Destiny’s discipline, curiosity and brilliance landed him the captain’s band for his school and with a little more, he was now commanding the state’s side and later South-South side that won the national Under 17 Championship.

“That was the biggest responsibility I have ever taken, my Coach Theophilus Ibodeme has a way of driving it in. He would always say ‘Destiny. Skip. Responsibility.’”

At the National U-17 Championship hosted at his alma mater, Destiny and his teammates gave a commanding performance that earned them the title and more importantly stood him out as the Most Valuable Player of the meet.

With a gift of height that belies his teen age, Destiny can easily be spotted out when the team cluster in training, on the bench or off the pitch, but nothing removes from his leadership ability.

Speaking on the just concluded Championship, he said though his side went into the championship as the number one seeded side, the first match was his most difficult game prior to the final match.

“The North Central side (comprising Abuja, Nasarawa, Kwara) held us down to 97 runs all out in the opening game. None of us thought they would give us that type of choke. Even when we came in to bat in the second inning, they made it clear to us that from their game that it was not going to be easy.”

Destiny recounts that, apart from returning to their normal practice, nothing more changed in their play all through the event, except for the fact that they now depended a lot more on their coach’s instructions.
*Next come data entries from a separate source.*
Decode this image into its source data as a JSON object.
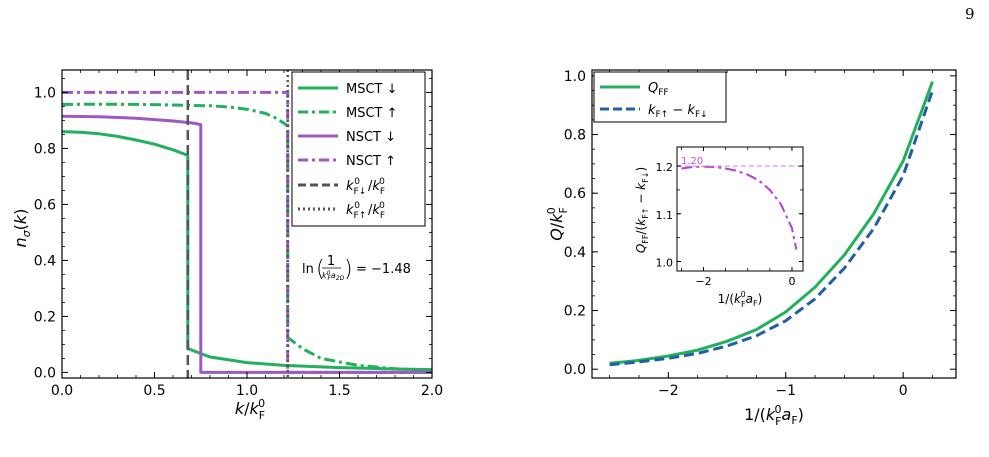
{
  "page": {
    "number": "9"
  },
  "chart_data": [
    {
      "type": "line",
      "xlabel": "k/k_F^0",
      "ylabel": "n_σ(k)",
      "xlim": [
        0.0,
        2.0
      ],
      "ylim": [
        -0.02,
        1.08
      ],
      "xticks": [
        "0.0",
        "0.5",
        "1.0",
        "1.5",
        "2.0"
      ],
      "yticks": [
        "0.0",
        "0.2",
        "0.4",
        "0.6",
        "0.8",
        "1.0"
      ],
      "grid": false,
      "legend_position": "top-right",
      "annotation": "ln(1/(k_F^0 a_2D)) = −1.48",
      "series": [
        {
          "name": "MSCT ↓",
          "color": "#22b05a",
          "style": "solid",
          "x": [
            0.0,
            0.1,
            0.2,
            0.3,
            0.4,
            0.5,
            0.6,
            0.68,
            0.68,
            0.8,
            1.0,
            1.2,
            1.5,
            1.8,
            2.0
          ],
          "y": [
            0.86,
            0.858,
            0.852,
            0.843,
            0.83,
            0.815,
            0.795,
            0.775,
            0.085,
            0.055,
            0.035,
            0.025,
            0.017,
            0.012,
            0.01
          ]
        },
        {
          "name": "MSCT ↑",
          "color": "#22b05a",
          "style": "dashdot",
          "x": [
            0.0,
            0.2,
            0.4,
            0.6,
            0.8,
            0.9,
            1.0,
            1.1,
            1.15,
            1.2,
            1.22,
            1.22,
            1.3,
            1.4,
            1.6,
            1.8,
            2.0
          ],
          "y": [
            0.957,
            0.958,
            0.957,
            0.955,
            0.952,
            0.948,
            0.94,
            0.925,
            0.91,
            0.89,
            0.88,
            0.125,
            0.085,
            0.05,
            0.025,
            0.013,
            0.008
          ]
        },
        {
          "name": "NSCT ↓",
          "color": "#9b59c1",
          "style": "solid",
          "x": [
            0.0,
            0.2,
            0.4,
            0.6,
            0.7,
            0.75,
            0.75,
            2.0
          ],
          "y": [
            0.915,
            0.913,
            0.908,
            0.898,
            0.891,
            0.885,
            0.0,
            0.0
          ]
        },
        {
          "name": "NSCT ↑",
          "color": "#9b59c1",
          "style": "dashdot",
          "x": [
            0.0,
            0.6,
            1.2,
            1.22,
            1.22,
            2.0
          ],
          "y": [
            1.0,
            1.0,
            1.0,
            1.0,
            0.0,
            0.0
          ]
        },
        {
          "name": "k_F↓^0/k_F^0",
          "color": "#555555",
          "style": "dashed",
          "vertical": 0.68
        },
        {
          "name": "k_F↑^0/k_F^0",
          "color": "#555555",
          "style": "dotted",
          "vertical": 1.22
        }
      ]
    },
    {
      "type": "line",
      "xlabel": "1/(k_F^0 a_F)",
      "ylabel": "Q/k_F^0",
      "xlim": [
        -2.65,
        0.45
      ],
      "ylim": [
        -0.03,
        1.02
      ],
      "xticks": [
        "−2",
        "−1",
        "0"
      ],
      "yticks": [
        "0.0",
        "0.2",
        "0.4",
        "0.6",
        "0.8",
        "1.0"
      ],
      "grid": false,
      "legend_position": "top-left",
      "series": [
        {
          "name": "Q_FF",
          "color": "#22b05a",
          "style": "solid",
          "x": [
            -2.5,
            -2.25,
            -2.0,
            -1.75,
            -1.5,
            -1.25,
            -1.0,
            -0.75,
            -0.5,
            -0.25,
            0.0,
            0.25
          ],
          "y": [
            0.02,
            0.03,
            0.045,
            0.065,
            0.095,
            0.135,
            0.195,
            0.28,
            0.39,
            0.53,
            0.71,
            0.98
          ]
        },
        {
          "name": "k_F↑ − k_F↓",
          "color": "#1f5fa6",
          "style": "dashed",
          "x": [
            -2.5,
            -2.25,
            -2.0,
            -1.75,
            -1.5,
            -1.25,
            -1.0,
            -0.75,
            -0.5,
            -0.25,
            0.0,
            0.25
          ],
          "y": [
            0.015,
            0.025,
            0.037,
            0.054,
            0.079,
            0.114,
            0.165,
            0.24,
            0.345,
            0.48,
            0.66,
            0.95
          ]
        }
      ],
      "inset": {
        "type": "line",
        "xlabel": "1/(k_F^0 a_F)",
        "ylabel": "Q_FF/(k_F↑ − k_F↓)",
        "xlim": [
          -2.6,
          0.25
        ],
        "ylim": [
          0.98,
          1.24
        ],
        "xticks": [
          "−2",
          "0"
        ],
        "yticks": [
          "1.0",
          "1.1",
          "1.2"
        ],
        "reference_label": "1.20",
        "series": [
          {
            "name": "",
            "color": "#b23fd6",
            "style": "dashdot",
            "x": [
              -2.5,
              -2.25,
              -2.0,
              -1.75,
              -1.5,
              -1.25,
              -1.0,
              -0.75,
              -0.5,
              -0.25,
              0.0,
              0.1
            ],
            "y": [
              1.195,
              1.198,
              1.199,
              1.198,
              1.195,
              1.19,
              1.182,
              1.17,
              1.15,
              1.12,
              1.07,
              1.025
            ]
          },
          {
            "name": "",
            "color": "#d98be8",
            "style": "dashed",
            "horizontal": 1.2
          }
        ]
      }
    }
  ],
  "legend1": [
    {
      "label": "MSCT ↓"
    },
    {
      "label": "MSCT ↑"
    },
    {
      "label": "NSCT ↓"
    },
    {
      "label": "NSCT ↑"
    }
  ],
  "legend2": [
    {
      "label": "Q"
    },
    {
      "label": "k"
    }
  ]
}
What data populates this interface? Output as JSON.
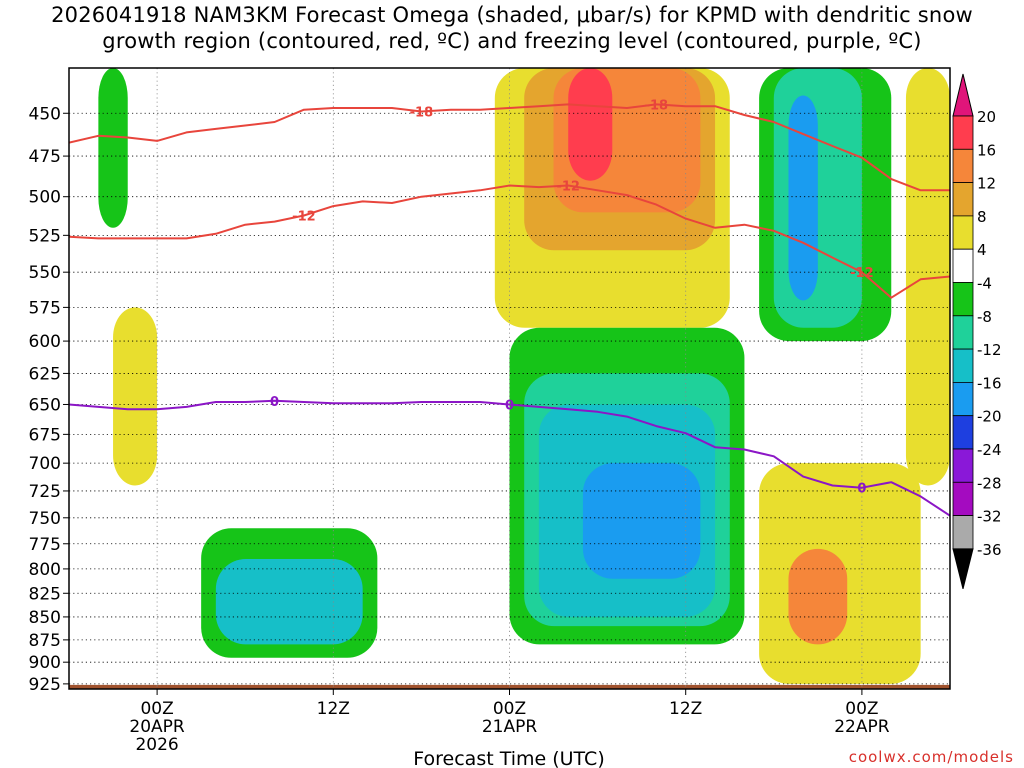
{
  "title": {
    "line1": "2026041918 NAM3KM Forecast Omega (shaded, μbar/s) for KPMD with dendritic snow",
    "line2": "growth region (contoured, red, ºC) and freezing level (contoured, purple, ºC)"
  },
  "credit": "coolwx.com/models",
  "chart_data": {
    "type": "heatmap",
    "xlabel": "Forecast Time (UTC)",
    "ylabel": "",
    "x_ticks": [
      {
        "value": 6,
        "lines": [
          "00Z",
          "20APR",
          "2026"
        ]
      },
      {
        "value": 18,
        "lines": [
          "12Z"
        ]
      },
      {
        "value": 30,
        "lines": [
          "00Z",
          "21APR"
        ]
      },
      {
        "value": 42,
        "lines": [
          "12Z"
        ]
      },
      {
        "value": 54,
        "lines": [
          "00Z",
          "22APR"
        ]
      }
    ],
    "xlim": [
      0,
      60
    ],
    "y_ticks": [
      450,
      475,
      500,
      525,
      550,
      575,
      600,
      625,
      650,
      675,
      700,
      725,
      750,
      775,
      800,
      825,
      850,
      875,
      900,
      925
    ],
    "ylim": [
      425,
      931
    ],
    "y_scale": "log-pressure (inverted)",
    "grid": true,
    "colorbar": {
      "labels": [
        20,
        16,
        12,
        8,
        4,
        -4,
        -8,
        -12,
        -16,
        -20,
        -24,
        -28,
        -32,
        -36
      ],
      "colors": [
        "#ff3d4e",
        "#f5863a",
        "#e4a52e",
        "#e8de2e",
        "#ffffff",
        "#16c418",
        "#1fd19a",
        "#16bfc8",
        "#1a9cf0",
        "#1e3fe0",
        "#8a18d8",
        "#a40bc0",
        "#aaaaaa"
      ],
      "max_color": "#e0157a",
      "min_color": "#000000"
    },
    "regions": [
      {
        "name": "green-column-early",
        "level": -4,
        "x": [
          2,
          4
        ],
        "p": [
          425,
          520
        ]
      },
      {
        "name": "yellow-upper-day2",
        "level": 4,
        "x": [
          29,
          45
        ],
        "p": [
          425,
          590
        ]
      },
      {
        "name": "gold-upper-day2",
        "level": 8,
        "x": [
          31,
          44
        ],
        "p": [
          425,
          535
        ]
      },
      {
        "name": "orange-upper-day2",
        "level": 12,
        "x": [
          33,
          43
        ],
        "p": [
          425,
          510
        ]
      },
      {
        "name": "red-core-upper",
        "level": 16,
        "x": [
          34,
          37
        ],
        "p": [
          425,
          490
        ]
      },
      {
        "name": "green-right-column",
        "level": -4,
        "x": [
          47,
          56
        ],
        "p": [
          425,
          600
        ]
      },
      {
        "name": "teal-right-column",
        "level": -8,
        "x": [
          48,
          54
        ],
        "p": [
          425,
          590
        ]
      },
      {
        "name": "blue-right-core",
        "level": -16,
        "x": [
          49,
          51
        ],
        "p": [
          440,
          570
        ]
      },
      {
        "name": "yellow-far-right",
        "level": 4,
        "x": [
          57,
          60
        ],
        "p": [
          425,
          720
        ]
      },
      {
        "name": "green-central-blob",
        "level": -4,
        "x": [
          30,
          46
        ],
        "p": [
          590,
          880
        ]
      },
      {
        "name": "teal-central-blob",
        "level": -8,
        "x": [
          31,
          45
        ],
        "p": [
          625,
          860
        ]
      },
      {
        "name": "cyan-central-blob",
        "level": -12,
        "x": [
          32,
          44
        ],
        "p": [
          650,
          850
        ]
      },
      {
        "name": "blue-central-core",
        "level": -16,
        "x": [
          35,
          43
        ],
        "p": [
          700,
          810
        ]
      },
      {
        "name": "green-lower-left",
        "level": -4,
        "x": [
          9,
          21
        ],
        "p": [
          760,
          895
        ]
      },
      {
        "name": "cyan-lower-left",
        "level": -12,
        "x": [
          10,
          20
        ],
        "p": [
          790,
          880
        ]
      },
      {
        "name": "yellow-lower-right",
        "level": 4,
        "x": [
          47,
          58
        ],
        "p": [
          700,
          925
        ]
      },
      {
        "name": "orange-lower-right",
        "level": 12,
        "x": [
          49,
          53
        ],
        "p": [
          780,
          880
        ]
      },
      {
        "name": "yellow-left-column",
        "level": 4,
        "x": [
          3,
          6
        ],
        "p": [
          575,
          720
        ]
      }
    ],
    "series": [
      {
        "name": "dendritic -18",
        "color": "#e8453c",
        "label_text": "-18",
        "x": [
          0,
          2,
          4,
          6,
          8,
          10,
          12,
          14,
          16,
          18,
          20,
          22,
          24,
          26,
          28,
          30,
          32,
          34,
          36,
          38,
          40,
          42,
          44,
          46,
          48,
          50,
          52,
          54,
          56,
          58,
          60
        ],
        "p": [
          467,
          463,
          464,
          466,
          461,
          459,
          457,
          455,
          448,
          447,
          447,
          447,
          449,
          448,
          448,
          447,
          446,
          445,
          446,
          447,
          445,
          446,
          446,
          451,
          455,
          462,
          469,
          476,
          489,
          496,
          496
        ]
      },
      {
        "name": "dendritic -12",
        "color": "#e8453c",
        "label_text": "-12",
        "x": [
          0,
          2,
          4,
          6,
          8,
          10,
          12,
          14,
          16,
          18,
          20,
          22,
          24,
          26,
          28,
          30,
          32,
          34,
          36,
          38,
          40,
          42,
          44,
          46,
          48,
          50,
          52,
          54,
          56,
          58,
          60
        ],
        "p": [
          526,
          527,
          527,
          527,
          527,
          524,
          518,
          516,
          512,
          506,
          503,
          504,
          500,
          498,
          496,
          493,
          494,
          493,
          496,
          499,
          505,
          514,
          520,
          518,
          522,
          530,
          540,
          550,
          568,
          555,
          553
        ]
      },
      {
        "name": "freezing level 0",
        "color": "#8b16c6",
        "label_text": "0",
        "x": [
          0,
          2,
          4,
          6,
          8,
          10,
          12,
          14,
          16,
          18,
          20,
          22,
          24,
          26,
          28,
          30,
          32,
          34,
          36,
          38,
          40,
          42,
          44,
          46,
          48,
          50,
          52,
          54,
          56,
          58,
          60
        ],
        "p": [
          650,
          652,
          654,
          654,
          652,
          648,
          648,
          647,
          648,
          649,
          649,
          649,
          648,
          648,
          648,
          650,
          652,
          654,
          656,
          660,
          668,
          674,
          686,
          688,
          694,
          712,
          720,
          722,
          717,
          730,
          748
        ]
      }
    ]
  }
}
“Coach Ibodeme has a unique way of seeing the game… he could just call out a player and ask him to move two step forward from his position and the next ball would be played to him.”

That happened twice at the event and for a team that needed something extra to bring to the table, looking up to a call from him for his perspective became very important as the game progressed.”

After the battle with North Central, Destiny says his team took things easy, treating all of the other sides with the respect they deserved.

“We watched all other matches as a team and worked out how to play each of the matches; but the final match with the North West team was different,” he confesses.

Selim Salau and Asia Osaro had done fine as opening duo for the South-South, but by 8.3 over Salau got bowled. They later lost four more wickets (Osaro Asisa, 9.2, Isaac Oyemba, 9.4, Useni Prosper, 9.5).

“I am the captain and number six batsman, and watching all these from the bench was really devastating.” Oyemba was his most respected and most disciplined teammate, while Prosper had this toga of former U-19 star handing over him. But as they all got dismissed it then lies with Destiny how the match must turn out.

“Shocking for me was Prosper as he got off on a ‘golden duck.’ I knew I had to do something. So as I walked in, I heard the coach say to me ‘Destiny. Skip. Responsibility.’ And this time he added ‘Take Charge’. I can’t forget those words easily.

“What I did was simple, I told myself I was going to track every ball to my bat and say a prayer after every ball.”
Destiny’s composure stabilized the game as he stayed through the end of the inning at 22.5, where they chalked 97 runs to set up an intriguing run off by their North West opponents.

Despite the shortfall, a tempo was already set going forward that meant the opponents were now on the edge to race past the 97.

“Naturally, the North West team would have done that easily, but I think we were pumped and our coaches didn’t put pressure on us, we were just asked to go and have fun. And we did.”

By the third overs, they had sent the opening batmen (Adams Ibrahim 3.3, Sunday Joshua 3.4) packing. They took another four before the 12th was over (Theophilus Jeremiah 5.3, Dominic Aliyu, 6 Paul Pam, 10.2, 40-6 Alhassan Alfa, 10.4, Boniface Kenneth, 12.1) to set up what became the climax of the event.

“By that time, we knew the game was for us to lose. But we won and it became my most memorable cricket match.”
Destiny and some of his team mates have been invited for trials with the U-19 national team billed to face Namibia, Uganda and two other qualifiers from the division two in an African youth competition.